Databricks collected 1,600 responses from 900 organizations and found that the framework has seen massive growth among data frame users following the introduction of relevant APIs last year, but is also attracting new, less technical audience, including business analysts who develop Spark-based applications for Windows.
Spark is a cluster computing engine that relies on in-memory processing. It was born at the AMPLab of UC Berkeley in 2009, as a PhD thesis by computer scientist Matei Zaharia. Zaharia also co-created Apache Mesos cluster manager (commercialized by Mesosphere), and played an important part in early development of Apache Hadoop. He now serves as the Chief Technologist at Databricks.
In certain applications, Spark performs much faster than the popular MapReduce framework and its derivatives like Apache Hadoop. It is especially suitable for projects that involve thousands of individual servers, and has been applied in fields like machine learning and cognitive computing.
According to the latest annual Apache Spark Survey, there’s been a 67 percent increase in the number of code contributors to the project in the past 12 months.

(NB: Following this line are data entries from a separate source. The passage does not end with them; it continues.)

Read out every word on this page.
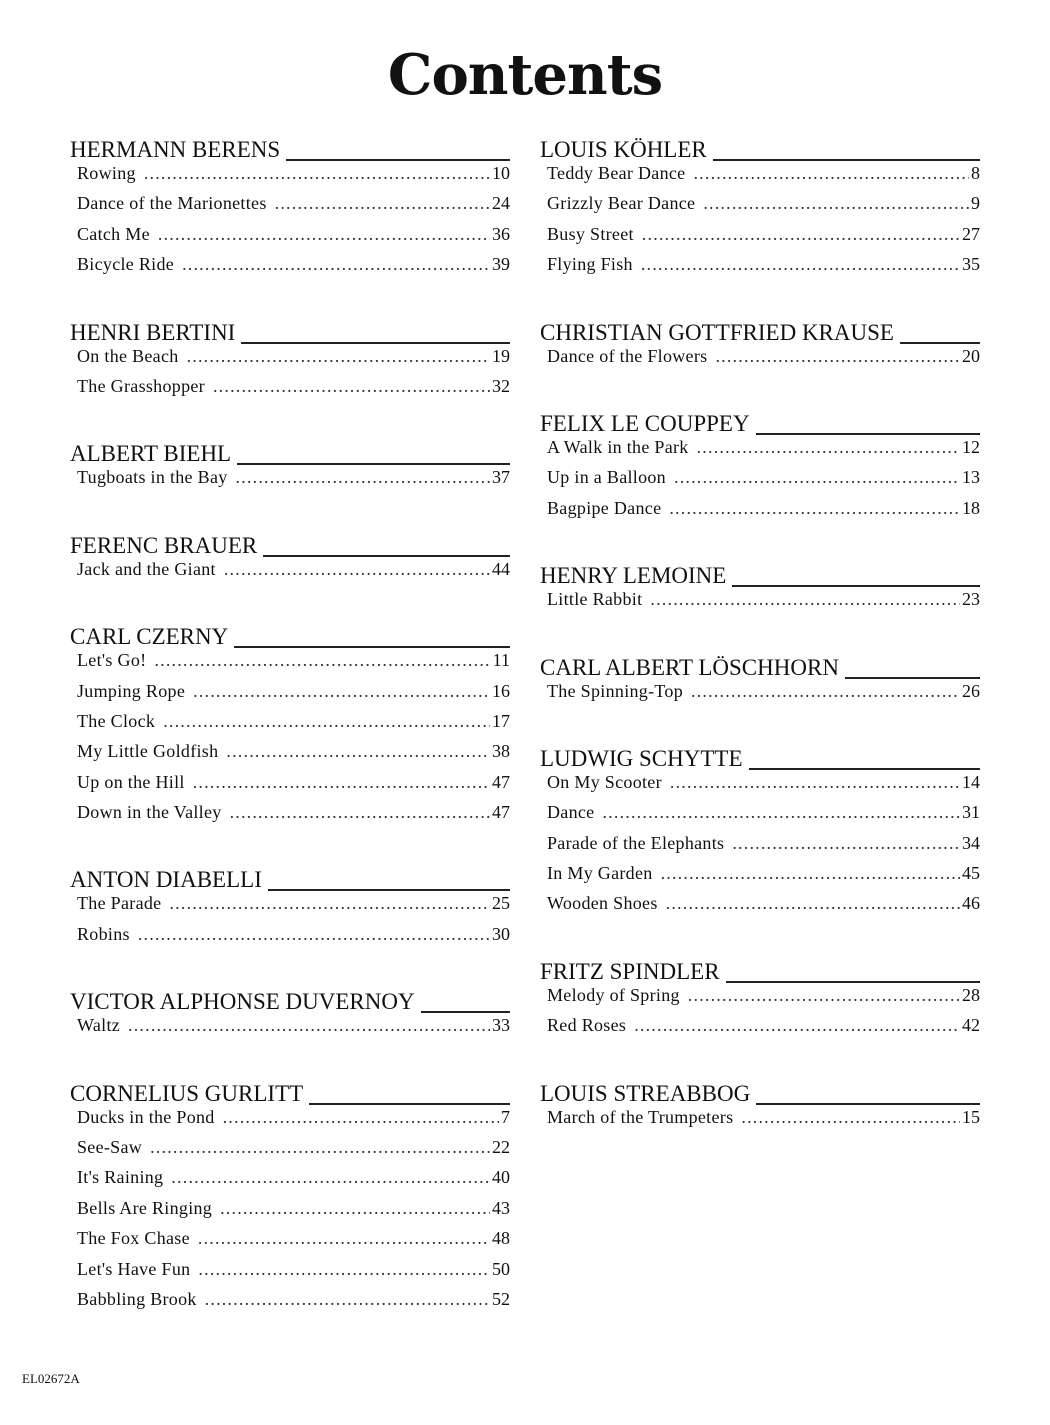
Contents
HERMANN BERENS
Rowing .....	10
Dance of the Marionettes .....	24
Catch Me .....	36
Bicycle Ride .....	39
HENRI BERTINI
On the Beach .....	19
The Grasshopper .....	32
ALBERT BIEHL
Tugboats in the Bay .....	37
FERENC BRAUER
Jack and the Giant .....	44
CARL CZERNY
Let's Go! .....	11
Jumping Rope .....	16
The Clock .....	17
My Little Goldfish .....	38
Up on the Hill .....	47
Down in the Valley .....	47
ANTON DIABELLI
The Parade .....	25
Robins .....	30
VICTOR ALPHONSE DUVERNOY
Waltz .....	33
CORNELIUS GURLITT
Ducks in the Pond .....	7
See-Saw .....	22
It's Raining .....	40
Bells Are Ringing .....	43
The Fox Chase .....	48
Let's Have Fun .....	50
Babbling Brook .....	52
LOUIS KÖHLER
Teddy Bear Dance .....	8
Grizzly Bear Dance .....	9
Busy Street .....	27
Flying Fish .....	35
CHRISTIAN GOTTFRIED KRAUSE
Dance of the Flowers .....	20
FELIX LE COUPPEY
A Walk in the Park .....	12
Up in a Balloon .....	13
Bagpipe Dance .....	18
HENRY LEMOINE
Little Rabbit .....	23
CARL ALBERT LÖSCHHORN
The Spinning-Top .....	26
LUDWIG SCHYTTE
On My Scooter .....	14
Dance .....	31
Parade of the Elephants .....	34
In My Garden .....	45
Wooden Shoes .....	46
FRITZ SPINDLER
Melody of Spring .....	28
Red Roses .....	42
LOUIS STREABBOG
March of the Trumpeters .....	15
EL02672A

The banking sector saw the highest rate of Spark adoption since 2015, as did health, biotech and pharmacology industries.
Respondents showed an increased move towards building real-time applications using the Spark Streaming framework, and over half said streaming functionality was vital to develop modern apps.
The largest yearly increase in popularity was among data frame users (153 percent), followed by Spark SQL users (67 percent) and Streaming users (57 percent).
Asked what Apache Spark components developers use to build complex solutions for their use cases, 74 percent of respondents said they use two or more components (e.g. Spark SQL, MLib, YARN, Mesos) to build different types of products.